As I was watching one of the text mining lecture videos this morning, I experienced a “lightbulb moment” with regards to using LightSide. Up until now I didn’t think that LightSide would be useful for my Twitter research project, as I wasn’t interested in building models, I just wanted to analyse the content of the tweets. However, I know realise that I don’t need to use the model-building features of LightSide for my Twitter data, I can just use it to extract features to get a count of the number of the times each word (or group of words) appears in all the tweets. This is the type of analysis that I’m interested in. I was really pleased that I’ve managed to find a tool to help me with this part of the data analysis.
I couldn’t wait to get home and try using LightSide on some of the tweets that I’ve already collected. I had to do a bit of a clean-up of the Excel file to make it ready to import into LightSide, but once that was done everything worked fine. The image below shows the LightSide workspace once I’d extracted the features.
Once I had the Feature Table prepared, I exported it as a .csv file, and was able to use the Sum feature in Excel to quickly tally the occurrence of each term.
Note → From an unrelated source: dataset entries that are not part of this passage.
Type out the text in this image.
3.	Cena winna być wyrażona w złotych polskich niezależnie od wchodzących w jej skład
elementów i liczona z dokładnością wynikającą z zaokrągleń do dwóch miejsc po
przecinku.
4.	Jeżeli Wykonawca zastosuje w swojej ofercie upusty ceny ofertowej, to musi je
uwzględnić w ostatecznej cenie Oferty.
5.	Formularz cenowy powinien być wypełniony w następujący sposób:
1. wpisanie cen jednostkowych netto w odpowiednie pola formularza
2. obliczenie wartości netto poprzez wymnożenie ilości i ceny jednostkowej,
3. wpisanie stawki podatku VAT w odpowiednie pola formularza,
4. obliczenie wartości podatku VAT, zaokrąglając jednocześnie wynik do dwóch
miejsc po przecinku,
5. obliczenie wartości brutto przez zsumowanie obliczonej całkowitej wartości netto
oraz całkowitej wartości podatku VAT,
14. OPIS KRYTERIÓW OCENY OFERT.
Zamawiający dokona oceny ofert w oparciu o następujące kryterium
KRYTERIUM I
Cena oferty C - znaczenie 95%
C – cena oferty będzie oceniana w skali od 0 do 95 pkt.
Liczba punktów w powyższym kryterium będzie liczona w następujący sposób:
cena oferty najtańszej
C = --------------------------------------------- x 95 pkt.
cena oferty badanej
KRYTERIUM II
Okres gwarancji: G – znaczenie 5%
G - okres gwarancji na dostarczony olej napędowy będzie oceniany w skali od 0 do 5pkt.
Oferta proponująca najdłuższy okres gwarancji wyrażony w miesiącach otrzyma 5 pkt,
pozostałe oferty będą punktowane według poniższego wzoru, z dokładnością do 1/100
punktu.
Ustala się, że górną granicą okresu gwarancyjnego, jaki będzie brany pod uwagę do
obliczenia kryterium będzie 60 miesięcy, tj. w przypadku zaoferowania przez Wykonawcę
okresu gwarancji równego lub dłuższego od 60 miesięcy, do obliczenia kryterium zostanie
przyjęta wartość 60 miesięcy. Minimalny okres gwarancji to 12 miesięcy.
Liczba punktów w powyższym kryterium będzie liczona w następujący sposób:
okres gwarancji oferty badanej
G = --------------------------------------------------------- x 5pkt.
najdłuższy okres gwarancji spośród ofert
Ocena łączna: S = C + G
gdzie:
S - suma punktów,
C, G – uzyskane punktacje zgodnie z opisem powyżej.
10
I’m going to play around with LightSide a bit more to explore the other features that can be extracted, but I’m pretty sure that it can do exactly what I need it to do. Time to crunch some data!
The next topic in the Data, Analytics and Learning MOOC is text mining, which I’ll explain further in my next post. We were introduced to the last software tool that we’ll be using in the course – LightSide (the Star Wars fan in me is wondering if there’s a competing program called DarkSide which does the opposite of LightSide). It seems fairly simple to use, and I managed to get the correct answer for the exercise we were given:
I’m still not 100% sure if text mining is going to be useful for the Twitter analysis project I’m working on. I think I need a tool which will categorise the data, rather than try and build predictive models of it. Anyway, it’s always good to learn about a new tool – you never know when it might come in handy.